There can be no question, therefore, as to the admissibility of a person’s appearance in determining his
or her age. As to the weight to accord such appearance, especially in rape cases, Pruna laid down
guideline no. 3. Under the above guideline, the testimony of a relative with respect to the age of the
victim is sufficient to constitute proof beyond reasonable doubt in cases (a), (b) and (c) above. In such
cases, the disparity between the allegation and the proof of age is so great that the court can easily
determine from the appearance of the victim the veracity of the testimony. The appearance
corroborates the relative’s testimony.

As the alleged age approaches the age sought to be proved, the person’s appearance, as object evidence
of her age, loses probative value. Doubt as to her true age becomes greater and, following Agadas,
supra, such doubt must be resolved in favor of the accused.

In the present case, the prosecution did not offer the victim’s certificate of live birth or similar authentic
documents in evidence. The victim and her mother, however, testified that she was only three years
old at the time of the rape.

Because of the vast disparity between the alleged age (three years old) and the age sought to be proved
(below twelve years), the trial court would have had no difficulty ascertaining the victim’s age from
her appearance. No reasonable doubt, therefore, exists that the second element of statutory rape, i.e.,
that the victim was below twelve years of age at the time of the commission of the offense, is present.

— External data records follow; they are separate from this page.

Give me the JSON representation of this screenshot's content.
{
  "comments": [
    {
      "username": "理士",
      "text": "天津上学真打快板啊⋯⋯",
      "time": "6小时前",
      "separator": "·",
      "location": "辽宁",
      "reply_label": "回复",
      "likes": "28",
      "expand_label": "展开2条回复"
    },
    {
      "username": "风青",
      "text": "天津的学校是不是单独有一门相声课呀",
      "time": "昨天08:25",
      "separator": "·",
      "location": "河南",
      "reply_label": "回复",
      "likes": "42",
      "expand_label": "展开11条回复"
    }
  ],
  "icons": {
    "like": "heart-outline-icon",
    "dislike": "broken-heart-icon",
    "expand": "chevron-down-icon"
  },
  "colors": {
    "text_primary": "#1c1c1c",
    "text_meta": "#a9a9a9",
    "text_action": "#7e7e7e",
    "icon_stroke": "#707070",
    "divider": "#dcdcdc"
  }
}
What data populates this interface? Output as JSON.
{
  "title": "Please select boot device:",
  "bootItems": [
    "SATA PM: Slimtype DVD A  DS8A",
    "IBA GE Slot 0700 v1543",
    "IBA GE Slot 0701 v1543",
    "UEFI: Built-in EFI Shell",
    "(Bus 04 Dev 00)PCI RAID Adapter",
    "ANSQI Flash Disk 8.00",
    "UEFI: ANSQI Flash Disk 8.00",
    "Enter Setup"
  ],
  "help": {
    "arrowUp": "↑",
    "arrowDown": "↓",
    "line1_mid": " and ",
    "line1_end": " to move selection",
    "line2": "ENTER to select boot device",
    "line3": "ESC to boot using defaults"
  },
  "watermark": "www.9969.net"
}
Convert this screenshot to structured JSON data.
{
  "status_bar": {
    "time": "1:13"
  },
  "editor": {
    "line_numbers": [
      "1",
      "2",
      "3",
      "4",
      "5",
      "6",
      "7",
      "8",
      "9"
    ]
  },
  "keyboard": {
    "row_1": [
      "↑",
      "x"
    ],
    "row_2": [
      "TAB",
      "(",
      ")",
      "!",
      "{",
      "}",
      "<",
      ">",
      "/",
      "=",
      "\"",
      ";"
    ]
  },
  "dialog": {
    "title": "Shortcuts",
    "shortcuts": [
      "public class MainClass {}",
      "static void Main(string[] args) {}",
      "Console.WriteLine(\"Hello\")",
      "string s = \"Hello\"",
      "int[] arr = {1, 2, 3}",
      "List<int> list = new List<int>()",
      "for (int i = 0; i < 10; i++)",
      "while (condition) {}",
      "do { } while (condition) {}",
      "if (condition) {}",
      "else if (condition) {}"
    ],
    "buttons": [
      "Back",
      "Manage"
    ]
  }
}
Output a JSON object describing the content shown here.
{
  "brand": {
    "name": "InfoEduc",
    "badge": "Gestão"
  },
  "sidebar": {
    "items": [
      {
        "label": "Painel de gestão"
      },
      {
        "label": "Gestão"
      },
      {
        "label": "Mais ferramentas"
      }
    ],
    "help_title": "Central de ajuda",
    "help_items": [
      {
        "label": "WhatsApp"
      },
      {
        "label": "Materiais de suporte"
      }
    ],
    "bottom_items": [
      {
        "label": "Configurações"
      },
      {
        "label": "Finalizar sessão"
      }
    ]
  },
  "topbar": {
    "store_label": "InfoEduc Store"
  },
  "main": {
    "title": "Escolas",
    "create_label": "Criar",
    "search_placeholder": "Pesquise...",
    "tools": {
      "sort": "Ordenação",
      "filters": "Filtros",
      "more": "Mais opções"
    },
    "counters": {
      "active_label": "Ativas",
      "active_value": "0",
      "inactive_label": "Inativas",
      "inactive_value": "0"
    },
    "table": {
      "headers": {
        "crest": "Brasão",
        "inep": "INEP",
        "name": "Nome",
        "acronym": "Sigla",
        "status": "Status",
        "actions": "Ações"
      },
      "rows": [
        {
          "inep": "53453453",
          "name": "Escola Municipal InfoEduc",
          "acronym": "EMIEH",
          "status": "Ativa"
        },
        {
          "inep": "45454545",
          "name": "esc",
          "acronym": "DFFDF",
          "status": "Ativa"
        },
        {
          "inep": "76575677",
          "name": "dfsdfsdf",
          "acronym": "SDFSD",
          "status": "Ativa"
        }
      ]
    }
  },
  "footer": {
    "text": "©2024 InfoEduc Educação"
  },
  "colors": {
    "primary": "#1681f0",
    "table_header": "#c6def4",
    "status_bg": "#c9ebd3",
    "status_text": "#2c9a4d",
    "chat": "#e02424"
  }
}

Whether the victim was below seven years old, however, is another matter. Here, reasonable doubt
exists. A mature three and a half-year old can easily be mistaken for an underdeveloped seven-year
old. The appearance of the victim, as object evidence, cannot be accorded much weight and,
following Pruna, the testimony of the mother is, by itself, insufficient.

As it has not been established with moral certainty that Cyra May was below seven years old at the
time of the commission of the offense, accused-appellant cannot be sentenced to suffer the death
penalty. Only the penalty of reclusion perpetua can be imposed upon him.